それは振るというよりは気づいてるくせに話をしやすくするために気づかなかったようなフリをした感じだった。



『あれ?他の四人はどこに行ったのですか?』


『もう帰ったよ。誰かは知らないけど呼ばれたらしい。』


『ええ~帰っちゃったんですか?つれないな~。』


ゴロゴロと床を転がるカノンは駄々をこねるような動作をする。



『お兄ちゃん、私もう寝るね。』



突然、キノウの背後から眠たそうにし、目を擦るカナハが現れた。



『わっ、ビックリした~。おう、分かったおやすみ。』



『おやすみなさい。』



と言うと、カナハは自室に向かって階段を上っていった。



『カノン、そろそろ俺達も寝よう。』



『どうしてですか、まだ10時にもなってませんよ。夜はまだまだ長いですよ。』



『何言ってるのか分かんないけど。ほら、一応男と女だからさ、問題は起こしたくないだろ。』



『何を今更……、私達は夜を共にした中じゃありませんか、大丈夫です。私達なら乗り越えられます。』




『何をだ。そんなこと言うが、話す内容なんてほとんどないだろ。』



『ええ~、山ほどありますよ。私、キノウの事全然分からずじまいですよ、ご両親の事とか……。』



『……それは俺が話したくない。』



キノウの顔色が多少だが暗くなった。



『亡くなられたんですか?……』



『……ああ、そうだよ。…………なんか悪ぃ、シラケちゃったな、だからもう寝ようぜ。どうせ起きたら朝はくるんだ。』



『わかりました。今はテスト勉強に集中ですよね。気を引き締めます。
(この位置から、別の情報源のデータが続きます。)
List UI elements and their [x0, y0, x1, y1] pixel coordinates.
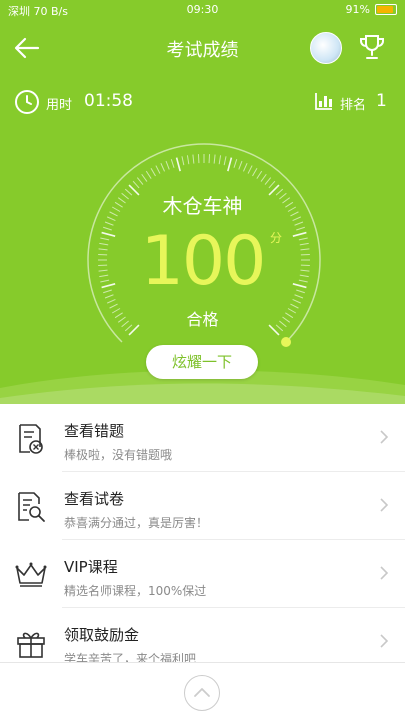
- gauge-tick: [234, 159, 237, 168]
- bottom-bar: [0, 662, 405, 721]
- crown-icon: [14, 558, 48, 592]
- wrong-questions-icon: [14, 422, 48, 456]
- gauge-tick: [257, 171, 262, 179]
- rank-label: 排名: [340, 94, 366, 113]
- gauge-tick: [248, 166, 252, 174]
- gauge-tick: [243, 163, 247, 171]
- gauge-tick: [193, 155, 194, 164]
- gauge-tick: [224, 156, 226, 165]
- status-time: 09:30: [0, 3, 405, 16]
- gauge-tick: [166, 161, 169, 169]
- pass-status: 合格: [0, 306, 405, 330]
- menu-item-vip-course[interactable]: VIP课程 精选名师课程，100%保过: [0, 540, 405, 608]
- menu-item-title: 查看试卷: [64, 488, 124, 509]
- gauge-tick: [219, 155, 220, 164]
- chevron-right-icon: [379, 565, 389, 586]
- view-paper-icon: [14, 490, 48, 524]
- menu-list: 查看错题 棒极啦，没有错题哦 查看试卷 恭喜满分通过，真是厉害！ VIP课程 精…: [0, 404, 405, 662]
- chevron-right-icon: [379, 429, 389, 450]
- score-unit: 分: [270, 229, 282, 246]
- gauge-tick: [261, 174, 266, 181]
- gauge-tick: [177, 158, 181, 172]
- gauge-tick: [239, 161, 242, 169]
- menu-item-title: 查看错题: [64, 420, 124, 441]
- menu-item-subtitle: 学车辛苦了，来个福利吧: [64, 650, 196, 662]
- bar-chart-icon: [314, 91, 334, 111]
- gauge-tick: [253, 168, 258, 176]
- gauge-tick: [214, 155, 215, 164]
- time-value: 01:58: [84, 91, 133, 111]
- avatar[interactable]: [310, 32, 342, 64]
- gauge-tick: [228, 158, 232, 172]
- menu-item-subtitle: 精选名师课程，100%保过: [64, 582, 206, 599]
- gauge-tick: [151, 168, 156, 176]
- status-bar: 深圳 70 B/s 09:30 91%: [0, 0, 405, 20]
- gauge-tick: [171, 159, 174, 168]
- gauge-tick: [137, 178, 143, 185]
- menu-item-wrong-questions[interactable]: 查看错题 棒极啦，没有错题哦: [0, 404, 405, 472]
- menu-item-view-paper[interactable]: 查看试卷 恭喜满分通过，真是厉害！: [0, 472, 405, 540]
- nav-bar: 考试成绩: [0, 28, 405, 68]
- share-button[interactable]: 炫耀一下: [146, 345, 258, 379]
- gauge-tick: [269, 181, 275, 188]
- menu-item-title: 领取鼓励金: [64, 624, 139, 645]
- battery-icon: [375, 4, 397, 15]
- chevron-right-icon: [379, 497, 389, 518]
- battery-percent: 91%: [346, 3, 370, 16]
- gauge-tick: [146, 171, 151, 179]
- gauge-tick: [133, 181, 139, 188]
- menu-item-reward[interactable]: 领取鼓励金 学车辛苦了，来个福利吧: [0, 608, 405, 662]
- score-value: 100: [0, 222, 405, 302]
- gauge-marker: [281, 337, 291, 347]
- trophy-icon[interactable]: [357, 32, 387, 62]
- time-label: 用时: [46, 94, 72, 113]
- exam-summary: 用时 01:58 排名 1: [0, 88, 405, 116]
- menu-item-title: VIP课程: [64, 556, 118, 577]
- gauge-tick: [265, 178, 271, 185]
- menu-item-subtitle: 棒极啦，没有错题哦: [64, 446, 172, 463]
- gift-icon: [14, 626, 48, 660]
- chevron-right-icon: [379, 633, 389, 654]
- clock-icon: [14, 89, 40, 115]
- gauge-tick: [142, 174, 147, 181]
- menu-item-subtitle: 恭喜满分通过，真是厉害！: [64, 514, 208, 531]
- gauge-tick: [187, 155, 188, 164]
- gauge-tick: [156, 166, 160, 174]
- chevron-up-icon[interactable]: [184, 675, 220, 711]
- user-name: 木仓车神: [0, 190, 405, 219]
- page-title: 考试成绩: [0, 36, 405, 62]
- gauge-tick: [161, 163, 165, 171]
- battery-status: 91%: [346, 3, 397, 16]
- gauge-tick: [182, 156, 184, 165]
- rank-value: 1: [376, 91, 387, 111]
』



『え一と、カノンは奥の部屋で俺は居間ででも寝るとするか。そんじゃあ、おやすみ。』




『おやすみなさい。』




お互い、寝る前の挨拶を交わすとそれぞれ寝床についていった。




しかし、暫くするとキノウは自分が風呂に入ってないことに気づいて疲れきった体を起こし、浴室へと向かっていった。